L’intelligenza critica delle opere di Musi apre comunque, a nostro avviso, a ulteriori orizzonti. I generosi muri vegetali, che ricoprono la superficie di edifici spesso emblematici o situati in contesti urbani di prestigio, sono in primo luogo schermi, ovvero dispositivi che, invece di proporre messaggi iconici, mostrano la natura viva. Costruiti con precisione e alimentati da sistemi sofisticati (ad alto costo ecologico), questi schermi molto speciali rinchiudono la natura in gabbie geometriche e la rendono fruibile in chiave frontale. Quando l’occhio di chi attraversa la città incontra la vegetazione incollata al muro per un attimo pare possibile vedere la natura e si vorrebbe quasi felicitare i designer, gli architetti-paesaggisti, i giardinieri, i politici che propongono questo “dono”. Invece, con il vis-à-vis inusuale, diventato entropico, e immortalato all’improvviso dalle immagini di Musi, ciò che realmente si manifesta è una panne o una deviazione, poiché quel che entra in crisi è proprio il meccanismo abituale della frontalità. La forma geometrica – il muro – è comunque anche la finestra brunelleschiana e albertiana, cioè l’immagine-chiave del soggetto moderno all’origine della civiltà occidentale, un soggetto che controlla, misura, organizza, costruisce. Finché inventiamo e installiamo schermi, finché disegniamo il nostro mondo in modo razionale, noi umani restiamo potenti e manteniamo il dominio sulle cose.

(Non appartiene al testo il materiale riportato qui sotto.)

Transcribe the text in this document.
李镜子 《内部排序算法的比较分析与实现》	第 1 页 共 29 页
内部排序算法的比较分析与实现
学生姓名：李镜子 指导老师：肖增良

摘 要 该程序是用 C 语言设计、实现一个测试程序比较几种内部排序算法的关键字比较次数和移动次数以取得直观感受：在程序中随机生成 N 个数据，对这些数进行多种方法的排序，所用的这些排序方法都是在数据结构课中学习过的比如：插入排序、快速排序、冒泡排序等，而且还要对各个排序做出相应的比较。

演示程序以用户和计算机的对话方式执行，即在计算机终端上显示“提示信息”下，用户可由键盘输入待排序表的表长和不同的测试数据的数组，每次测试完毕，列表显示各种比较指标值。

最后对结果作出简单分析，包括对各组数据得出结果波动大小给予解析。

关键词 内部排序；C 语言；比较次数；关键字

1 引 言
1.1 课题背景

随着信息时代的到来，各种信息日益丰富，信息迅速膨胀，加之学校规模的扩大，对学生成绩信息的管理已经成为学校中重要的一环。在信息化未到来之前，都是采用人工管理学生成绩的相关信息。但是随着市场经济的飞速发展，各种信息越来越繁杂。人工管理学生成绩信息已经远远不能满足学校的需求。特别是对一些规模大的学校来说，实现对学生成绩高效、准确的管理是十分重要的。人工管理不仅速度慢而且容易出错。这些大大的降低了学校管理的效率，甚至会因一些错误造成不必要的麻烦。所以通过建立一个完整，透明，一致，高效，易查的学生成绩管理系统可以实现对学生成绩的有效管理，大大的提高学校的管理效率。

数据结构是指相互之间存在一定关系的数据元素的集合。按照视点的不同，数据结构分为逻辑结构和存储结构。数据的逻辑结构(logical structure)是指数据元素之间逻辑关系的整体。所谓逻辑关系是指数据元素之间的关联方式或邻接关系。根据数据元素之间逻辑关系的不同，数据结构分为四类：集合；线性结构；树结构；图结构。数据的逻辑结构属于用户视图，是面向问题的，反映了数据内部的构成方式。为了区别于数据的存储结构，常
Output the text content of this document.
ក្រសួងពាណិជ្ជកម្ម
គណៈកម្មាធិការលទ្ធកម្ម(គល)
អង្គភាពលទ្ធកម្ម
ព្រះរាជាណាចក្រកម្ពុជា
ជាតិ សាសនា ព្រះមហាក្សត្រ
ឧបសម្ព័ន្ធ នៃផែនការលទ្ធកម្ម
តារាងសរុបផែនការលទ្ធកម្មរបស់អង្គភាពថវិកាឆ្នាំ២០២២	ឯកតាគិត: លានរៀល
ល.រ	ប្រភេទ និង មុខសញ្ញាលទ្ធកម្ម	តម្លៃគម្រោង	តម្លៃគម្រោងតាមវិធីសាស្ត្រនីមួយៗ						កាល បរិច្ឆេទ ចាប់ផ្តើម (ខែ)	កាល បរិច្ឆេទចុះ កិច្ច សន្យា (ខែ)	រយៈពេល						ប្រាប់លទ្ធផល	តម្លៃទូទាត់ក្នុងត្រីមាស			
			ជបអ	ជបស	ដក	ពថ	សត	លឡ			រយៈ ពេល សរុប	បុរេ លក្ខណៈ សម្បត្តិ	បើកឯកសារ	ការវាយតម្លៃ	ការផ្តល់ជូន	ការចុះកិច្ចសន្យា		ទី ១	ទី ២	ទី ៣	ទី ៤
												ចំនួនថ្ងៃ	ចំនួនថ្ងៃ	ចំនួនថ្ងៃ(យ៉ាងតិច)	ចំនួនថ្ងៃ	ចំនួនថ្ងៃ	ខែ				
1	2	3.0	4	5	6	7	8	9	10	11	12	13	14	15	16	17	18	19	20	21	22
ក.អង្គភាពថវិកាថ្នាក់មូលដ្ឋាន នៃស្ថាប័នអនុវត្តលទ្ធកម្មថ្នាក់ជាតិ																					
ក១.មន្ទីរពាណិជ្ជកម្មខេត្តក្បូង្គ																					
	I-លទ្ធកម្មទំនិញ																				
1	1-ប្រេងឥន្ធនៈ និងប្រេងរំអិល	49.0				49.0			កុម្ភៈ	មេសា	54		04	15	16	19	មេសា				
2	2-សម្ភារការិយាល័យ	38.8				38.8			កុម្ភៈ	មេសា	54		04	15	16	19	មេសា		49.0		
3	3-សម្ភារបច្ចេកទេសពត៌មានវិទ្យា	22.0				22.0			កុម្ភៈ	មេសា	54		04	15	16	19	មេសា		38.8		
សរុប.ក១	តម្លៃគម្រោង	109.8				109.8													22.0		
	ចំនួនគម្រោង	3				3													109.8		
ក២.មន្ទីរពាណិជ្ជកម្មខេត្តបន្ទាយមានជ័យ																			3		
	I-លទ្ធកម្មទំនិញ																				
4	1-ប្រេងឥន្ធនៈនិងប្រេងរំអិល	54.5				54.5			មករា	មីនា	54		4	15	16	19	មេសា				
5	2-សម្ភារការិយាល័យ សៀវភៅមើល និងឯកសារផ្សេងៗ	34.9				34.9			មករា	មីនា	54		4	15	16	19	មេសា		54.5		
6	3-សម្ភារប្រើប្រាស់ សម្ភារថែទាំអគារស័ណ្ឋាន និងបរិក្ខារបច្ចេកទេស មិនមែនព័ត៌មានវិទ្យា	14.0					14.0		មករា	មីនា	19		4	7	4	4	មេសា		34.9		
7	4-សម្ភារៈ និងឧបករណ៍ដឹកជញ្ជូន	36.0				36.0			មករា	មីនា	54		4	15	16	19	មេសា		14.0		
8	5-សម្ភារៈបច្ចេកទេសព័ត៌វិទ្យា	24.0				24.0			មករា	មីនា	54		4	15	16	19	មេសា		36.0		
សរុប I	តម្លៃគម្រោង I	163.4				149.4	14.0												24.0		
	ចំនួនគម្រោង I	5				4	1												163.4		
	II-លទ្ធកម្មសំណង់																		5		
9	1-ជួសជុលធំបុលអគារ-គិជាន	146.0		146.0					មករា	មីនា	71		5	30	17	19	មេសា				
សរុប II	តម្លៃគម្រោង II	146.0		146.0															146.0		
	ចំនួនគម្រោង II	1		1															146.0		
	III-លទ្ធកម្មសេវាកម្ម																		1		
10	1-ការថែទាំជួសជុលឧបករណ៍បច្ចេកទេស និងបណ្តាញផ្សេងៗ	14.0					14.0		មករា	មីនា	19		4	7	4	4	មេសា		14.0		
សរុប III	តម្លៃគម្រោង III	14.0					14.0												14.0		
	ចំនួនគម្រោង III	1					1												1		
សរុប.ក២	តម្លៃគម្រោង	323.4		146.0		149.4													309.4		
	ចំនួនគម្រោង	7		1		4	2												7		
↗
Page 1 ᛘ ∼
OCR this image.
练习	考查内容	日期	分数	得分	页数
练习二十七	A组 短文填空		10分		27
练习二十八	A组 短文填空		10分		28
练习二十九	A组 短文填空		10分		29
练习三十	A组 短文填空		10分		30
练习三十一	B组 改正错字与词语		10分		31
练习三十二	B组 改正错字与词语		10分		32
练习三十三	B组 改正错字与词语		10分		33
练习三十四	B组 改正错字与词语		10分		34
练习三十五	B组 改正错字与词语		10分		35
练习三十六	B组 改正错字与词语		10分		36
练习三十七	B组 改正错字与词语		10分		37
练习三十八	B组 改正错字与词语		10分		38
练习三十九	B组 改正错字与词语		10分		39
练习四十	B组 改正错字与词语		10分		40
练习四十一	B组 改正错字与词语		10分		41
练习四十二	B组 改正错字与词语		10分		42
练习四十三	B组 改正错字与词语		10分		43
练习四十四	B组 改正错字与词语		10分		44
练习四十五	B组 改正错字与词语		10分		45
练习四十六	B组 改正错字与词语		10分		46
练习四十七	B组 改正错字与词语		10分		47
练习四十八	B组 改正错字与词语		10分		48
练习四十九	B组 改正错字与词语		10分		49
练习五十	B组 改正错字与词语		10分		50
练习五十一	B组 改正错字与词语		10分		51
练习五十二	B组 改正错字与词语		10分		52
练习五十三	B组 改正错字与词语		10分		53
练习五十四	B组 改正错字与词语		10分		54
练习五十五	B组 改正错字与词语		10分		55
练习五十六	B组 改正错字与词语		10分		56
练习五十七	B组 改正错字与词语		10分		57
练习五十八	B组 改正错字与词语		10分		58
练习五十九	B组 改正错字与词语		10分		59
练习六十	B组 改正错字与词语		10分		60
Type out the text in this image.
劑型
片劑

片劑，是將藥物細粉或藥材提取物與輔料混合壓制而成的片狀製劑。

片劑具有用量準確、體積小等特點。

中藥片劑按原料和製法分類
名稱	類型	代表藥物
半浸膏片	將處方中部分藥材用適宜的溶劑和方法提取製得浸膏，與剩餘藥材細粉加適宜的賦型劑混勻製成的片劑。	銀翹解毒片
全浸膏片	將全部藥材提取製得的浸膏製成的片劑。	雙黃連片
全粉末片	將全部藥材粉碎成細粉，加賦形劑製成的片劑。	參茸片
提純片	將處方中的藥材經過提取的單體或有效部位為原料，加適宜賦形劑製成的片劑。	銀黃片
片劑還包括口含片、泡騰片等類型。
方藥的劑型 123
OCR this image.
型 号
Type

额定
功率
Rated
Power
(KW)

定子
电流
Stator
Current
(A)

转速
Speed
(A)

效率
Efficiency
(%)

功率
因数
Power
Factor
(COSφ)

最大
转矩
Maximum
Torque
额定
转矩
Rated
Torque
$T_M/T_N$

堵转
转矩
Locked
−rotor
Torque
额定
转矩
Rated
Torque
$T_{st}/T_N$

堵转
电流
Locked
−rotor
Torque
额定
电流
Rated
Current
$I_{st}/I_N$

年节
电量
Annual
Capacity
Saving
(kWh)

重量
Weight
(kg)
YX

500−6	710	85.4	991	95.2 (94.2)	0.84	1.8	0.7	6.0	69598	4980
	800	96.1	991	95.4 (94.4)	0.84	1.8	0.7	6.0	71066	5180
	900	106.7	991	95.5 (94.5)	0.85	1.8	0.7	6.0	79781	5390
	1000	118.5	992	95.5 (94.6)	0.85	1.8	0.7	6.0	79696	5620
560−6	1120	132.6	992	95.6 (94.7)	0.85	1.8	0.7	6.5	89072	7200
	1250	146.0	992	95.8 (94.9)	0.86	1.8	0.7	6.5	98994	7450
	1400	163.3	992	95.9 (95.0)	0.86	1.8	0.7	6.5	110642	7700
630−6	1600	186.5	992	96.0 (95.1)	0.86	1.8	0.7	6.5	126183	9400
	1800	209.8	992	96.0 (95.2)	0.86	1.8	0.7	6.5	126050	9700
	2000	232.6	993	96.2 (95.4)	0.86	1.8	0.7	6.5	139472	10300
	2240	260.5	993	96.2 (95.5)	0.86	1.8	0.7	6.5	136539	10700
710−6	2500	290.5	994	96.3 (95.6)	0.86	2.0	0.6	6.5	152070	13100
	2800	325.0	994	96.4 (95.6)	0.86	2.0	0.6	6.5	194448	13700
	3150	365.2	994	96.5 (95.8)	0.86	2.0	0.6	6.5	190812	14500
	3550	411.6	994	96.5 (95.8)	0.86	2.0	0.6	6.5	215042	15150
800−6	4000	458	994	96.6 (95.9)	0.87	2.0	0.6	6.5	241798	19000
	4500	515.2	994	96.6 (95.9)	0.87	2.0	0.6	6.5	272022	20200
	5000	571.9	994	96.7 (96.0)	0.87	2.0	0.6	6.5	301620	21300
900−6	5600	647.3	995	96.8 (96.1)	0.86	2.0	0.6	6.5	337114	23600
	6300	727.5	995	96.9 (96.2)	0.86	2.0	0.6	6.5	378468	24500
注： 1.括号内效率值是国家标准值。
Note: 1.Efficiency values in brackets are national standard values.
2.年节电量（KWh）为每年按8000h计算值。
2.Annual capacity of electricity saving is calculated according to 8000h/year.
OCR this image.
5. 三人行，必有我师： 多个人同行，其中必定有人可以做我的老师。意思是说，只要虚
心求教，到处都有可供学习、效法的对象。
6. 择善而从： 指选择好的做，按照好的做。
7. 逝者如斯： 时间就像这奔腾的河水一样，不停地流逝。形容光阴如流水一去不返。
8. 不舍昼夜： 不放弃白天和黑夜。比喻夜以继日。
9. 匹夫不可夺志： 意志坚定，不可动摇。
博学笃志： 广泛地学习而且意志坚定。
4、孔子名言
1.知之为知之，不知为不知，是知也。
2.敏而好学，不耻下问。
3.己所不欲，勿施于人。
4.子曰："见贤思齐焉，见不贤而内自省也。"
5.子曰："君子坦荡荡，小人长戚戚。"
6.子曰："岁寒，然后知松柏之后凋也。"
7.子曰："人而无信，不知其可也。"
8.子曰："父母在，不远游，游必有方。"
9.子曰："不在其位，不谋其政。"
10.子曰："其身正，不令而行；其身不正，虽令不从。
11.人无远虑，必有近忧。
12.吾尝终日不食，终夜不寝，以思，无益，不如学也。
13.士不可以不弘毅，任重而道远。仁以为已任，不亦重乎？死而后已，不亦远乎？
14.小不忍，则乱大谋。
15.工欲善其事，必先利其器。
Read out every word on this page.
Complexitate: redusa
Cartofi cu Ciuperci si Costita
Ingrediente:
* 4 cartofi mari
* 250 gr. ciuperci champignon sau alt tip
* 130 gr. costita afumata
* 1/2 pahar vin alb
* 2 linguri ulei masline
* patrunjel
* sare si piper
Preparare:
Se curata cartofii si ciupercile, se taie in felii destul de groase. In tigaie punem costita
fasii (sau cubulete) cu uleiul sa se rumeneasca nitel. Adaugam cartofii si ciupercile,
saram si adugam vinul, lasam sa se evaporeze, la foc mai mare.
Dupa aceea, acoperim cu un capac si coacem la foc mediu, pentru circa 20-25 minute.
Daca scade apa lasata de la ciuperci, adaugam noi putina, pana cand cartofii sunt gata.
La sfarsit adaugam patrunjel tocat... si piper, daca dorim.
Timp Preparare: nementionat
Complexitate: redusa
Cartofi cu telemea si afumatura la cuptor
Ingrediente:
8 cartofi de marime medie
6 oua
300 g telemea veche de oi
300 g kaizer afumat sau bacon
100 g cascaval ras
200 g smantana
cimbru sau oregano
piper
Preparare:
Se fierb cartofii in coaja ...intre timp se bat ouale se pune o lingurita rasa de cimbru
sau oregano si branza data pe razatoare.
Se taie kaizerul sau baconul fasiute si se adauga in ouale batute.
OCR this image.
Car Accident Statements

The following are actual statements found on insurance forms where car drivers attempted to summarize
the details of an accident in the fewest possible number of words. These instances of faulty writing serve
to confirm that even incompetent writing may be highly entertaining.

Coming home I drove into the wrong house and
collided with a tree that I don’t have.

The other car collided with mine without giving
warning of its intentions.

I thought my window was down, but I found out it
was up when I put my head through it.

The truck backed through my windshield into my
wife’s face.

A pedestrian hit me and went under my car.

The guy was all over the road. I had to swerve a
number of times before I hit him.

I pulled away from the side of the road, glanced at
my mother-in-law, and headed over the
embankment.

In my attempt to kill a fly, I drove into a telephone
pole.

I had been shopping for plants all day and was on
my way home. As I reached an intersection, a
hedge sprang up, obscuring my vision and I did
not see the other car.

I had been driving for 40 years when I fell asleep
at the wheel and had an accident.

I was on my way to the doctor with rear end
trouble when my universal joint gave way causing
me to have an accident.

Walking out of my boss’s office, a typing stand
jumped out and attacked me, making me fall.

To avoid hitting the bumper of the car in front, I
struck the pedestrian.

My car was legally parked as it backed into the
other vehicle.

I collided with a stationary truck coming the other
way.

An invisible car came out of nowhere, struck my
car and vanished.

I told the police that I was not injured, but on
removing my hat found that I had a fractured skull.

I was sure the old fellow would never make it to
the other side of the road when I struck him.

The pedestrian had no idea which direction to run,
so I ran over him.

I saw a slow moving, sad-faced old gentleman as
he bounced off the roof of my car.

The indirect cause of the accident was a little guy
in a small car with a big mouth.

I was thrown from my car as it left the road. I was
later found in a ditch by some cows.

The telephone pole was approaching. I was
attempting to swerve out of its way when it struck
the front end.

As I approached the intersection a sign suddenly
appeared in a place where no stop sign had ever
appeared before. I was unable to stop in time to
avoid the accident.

Nel momento invece in cui quella superficie definita con precisione (schermo, muro) è intaccata, deformata, smangiucchiata dal verde, nel momento in cui la visibilità decresce e rischia di sparire (vedi la finestra sempre più piccola), la magnifica costruzione e narrazione della potenza illimitata dell’io risulta illusoria.
La recente pandemia è stata una “finestra temporale” per fortuna superata. Visto che anche la vita umana sulla terra è una “finestra temporale”, la serie di Musi mette in evidenza un mondo in bilico. Da un lato, il tutto può essere letto come una vanità. Anche le nostre costruzioni più vistose restano fragili, effimere, e lo sono soprattutto quando esposte alla natura, che non è ovviamente quella dell’Ersatz iconico-tattile prodotto dalla società dello spettacolo. Da un altro lato, l’occhio-finestra sopravvive malgrado tutto e registra la somma fragilità dell’epoca odierna. Chi si immedesima nella mirabile Phytostopia di Musi non crederà più in modo naïf che la natura-immagine sappia davvero, come promette, far vedere la Natura. La lezione è la seguente: nei momenti di crisi è piuttosto la natura stessa, la natura incontrollata e anarchica, che ci fa vedere la realtà.